TypeScript and React are an increasingly common pair. Learn how to get up and running with TypeScript for your next React project.

TypeScript is more and more becoming a common choice to make when starting a new React project. It’s already being used on some high profile projects, such as MobX, Apollo Client, and even VS Code itself, which has amazing TypeScript support. That makes sense since both TypeScript and VS Code are made by Microsoft! Luckily it’s very easy to use now on a new create-react-app, Gatsby, or Next.js project.

In this article we’ll see how to get up and running with TS on the aforementioned projects, as well as dive in to some of the most common scenarios you’ll run into when using TS for your React project. All three examples can be found here.

TS and create-react-app

With version 2.1.0 and above, create-react-app provides TypeScript integration almost right out of the box. After generating a new app (create-react-app app-name), you’ll need to add a few libraries which will enable TypeScript to work and will also provide the types used by React, ReactDOM, and Jest.

yarn add typescript @types/node @types/react @types/react-dom @types/jest

You can now rename your component files ending in js or jsx to the TypeScript extension tsx. Upon starting your app, the first time it detects a tsx file it will automatically generate you a tsconfig.json file, which is used to configure all aspects of TypeScript.

We’ll cover what this config file is a little further down, so don’t worry about the specifics now.
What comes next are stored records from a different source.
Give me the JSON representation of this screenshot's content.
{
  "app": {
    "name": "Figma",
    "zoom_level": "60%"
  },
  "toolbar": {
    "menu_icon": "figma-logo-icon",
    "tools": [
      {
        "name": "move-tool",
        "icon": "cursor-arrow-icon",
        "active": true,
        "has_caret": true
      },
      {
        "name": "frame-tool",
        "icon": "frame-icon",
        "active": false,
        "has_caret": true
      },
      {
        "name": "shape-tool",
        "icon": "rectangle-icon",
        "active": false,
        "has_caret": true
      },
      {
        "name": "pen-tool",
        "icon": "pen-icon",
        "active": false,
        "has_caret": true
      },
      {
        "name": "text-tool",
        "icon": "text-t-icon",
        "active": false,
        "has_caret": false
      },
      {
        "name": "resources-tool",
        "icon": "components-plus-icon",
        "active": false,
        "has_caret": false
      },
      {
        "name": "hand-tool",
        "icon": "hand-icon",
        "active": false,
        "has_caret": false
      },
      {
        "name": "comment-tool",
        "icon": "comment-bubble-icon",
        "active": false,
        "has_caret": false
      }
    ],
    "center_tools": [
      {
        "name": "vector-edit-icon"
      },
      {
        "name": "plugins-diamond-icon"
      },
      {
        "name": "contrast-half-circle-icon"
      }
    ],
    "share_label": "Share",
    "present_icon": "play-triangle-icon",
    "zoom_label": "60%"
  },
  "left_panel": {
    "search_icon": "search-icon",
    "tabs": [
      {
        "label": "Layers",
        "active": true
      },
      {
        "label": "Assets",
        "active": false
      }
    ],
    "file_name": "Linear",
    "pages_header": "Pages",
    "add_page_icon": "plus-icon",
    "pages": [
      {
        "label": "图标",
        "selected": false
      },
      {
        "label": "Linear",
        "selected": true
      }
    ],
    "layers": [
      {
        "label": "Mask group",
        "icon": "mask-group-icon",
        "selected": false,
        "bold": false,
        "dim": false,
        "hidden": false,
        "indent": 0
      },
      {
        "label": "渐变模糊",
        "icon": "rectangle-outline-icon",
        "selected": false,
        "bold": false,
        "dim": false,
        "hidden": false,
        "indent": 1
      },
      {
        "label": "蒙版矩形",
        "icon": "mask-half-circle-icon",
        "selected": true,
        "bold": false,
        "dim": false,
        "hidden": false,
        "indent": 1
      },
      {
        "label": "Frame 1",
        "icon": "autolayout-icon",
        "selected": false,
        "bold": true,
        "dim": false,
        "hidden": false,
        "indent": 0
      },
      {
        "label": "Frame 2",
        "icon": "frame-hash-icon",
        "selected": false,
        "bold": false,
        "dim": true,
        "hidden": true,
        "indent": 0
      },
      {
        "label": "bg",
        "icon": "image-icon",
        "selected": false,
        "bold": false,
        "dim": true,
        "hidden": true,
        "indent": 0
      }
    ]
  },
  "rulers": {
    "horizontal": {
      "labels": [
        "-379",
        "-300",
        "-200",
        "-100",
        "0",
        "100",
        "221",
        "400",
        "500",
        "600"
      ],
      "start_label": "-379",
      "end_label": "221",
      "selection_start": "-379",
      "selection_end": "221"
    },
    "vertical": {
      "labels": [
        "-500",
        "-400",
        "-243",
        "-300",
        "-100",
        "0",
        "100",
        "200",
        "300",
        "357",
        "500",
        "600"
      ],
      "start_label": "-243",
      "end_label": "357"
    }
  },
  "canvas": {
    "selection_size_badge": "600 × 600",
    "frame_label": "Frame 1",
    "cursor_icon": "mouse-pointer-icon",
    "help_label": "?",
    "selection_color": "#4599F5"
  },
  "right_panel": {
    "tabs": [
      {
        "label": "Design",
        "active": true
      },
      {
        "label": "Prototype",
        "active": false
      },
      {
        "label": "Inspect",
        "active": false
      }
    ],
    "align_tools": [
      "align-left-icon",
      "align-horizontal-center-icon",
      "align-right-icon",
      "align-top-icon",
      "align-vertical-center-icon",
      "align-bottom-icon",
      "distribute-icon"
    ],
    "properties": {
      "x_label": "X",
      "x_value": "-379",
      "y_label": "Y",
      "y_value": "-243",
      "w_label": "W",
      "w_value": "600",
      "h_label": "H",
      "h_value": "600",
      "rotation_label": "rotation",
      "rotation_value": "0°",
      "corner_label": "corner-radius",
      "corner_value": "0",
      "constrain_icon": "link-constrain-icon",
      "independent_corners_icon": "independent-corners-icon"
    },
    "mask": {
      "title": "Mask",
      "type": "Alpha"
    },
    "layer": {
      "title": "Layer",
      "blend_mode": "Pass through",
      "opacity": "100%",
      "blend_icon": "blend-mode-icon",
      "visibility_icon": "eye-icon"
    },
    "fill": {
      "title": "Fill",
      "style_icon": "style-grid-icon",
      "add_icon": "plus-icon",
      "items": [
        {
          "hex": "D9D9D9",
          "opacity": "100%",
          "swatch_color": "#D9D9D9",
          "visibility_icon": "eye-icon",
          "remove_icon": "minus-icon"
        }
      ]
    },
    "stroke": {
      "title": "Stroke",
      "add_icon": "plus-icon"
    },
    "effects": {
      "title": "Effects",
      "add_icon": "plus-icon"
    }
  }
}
The tsconfig.json file that is generated by create-react-app looks like:

{
  "compilerOptions": {
    "target": "es5",
    "allowJs": true,
    "skipLibCheck": false,
    "esModuleInterop": true,
    "allowSyntheticDefaultImports": true,
    "strict": true,
    "forceConsistentCasingInFileNames": true,
    "module": "esnext",
    "moduleResolution": "node",
    "resolveJsonModule": true,
    "isolatedModules": true,
    "noEmit": true,
    "jsx": "preserve"
  },
  "include": ["src"]
}

Funny enough, the App.js file, renamed to App.tsx works without requiring a single change. Because we don’t have any user defined variables, functions, or even props that are being received, no more information needs to be provided for TypeScript to work on this component.

TS and Next.js

With your Next.js app already set up, add the @zeit/next-typescript package with the command yarn add @zeit/next-typescript.

After that, we can create a next.config.js file in the root of our project which is primarily responsible for modifying aspects of the build process of Next.js, specifically modifying the webpack configuration. Note that this file can’t have a .ts extension and doesn’t run through babel itself, so you can only use language features found in your node environment.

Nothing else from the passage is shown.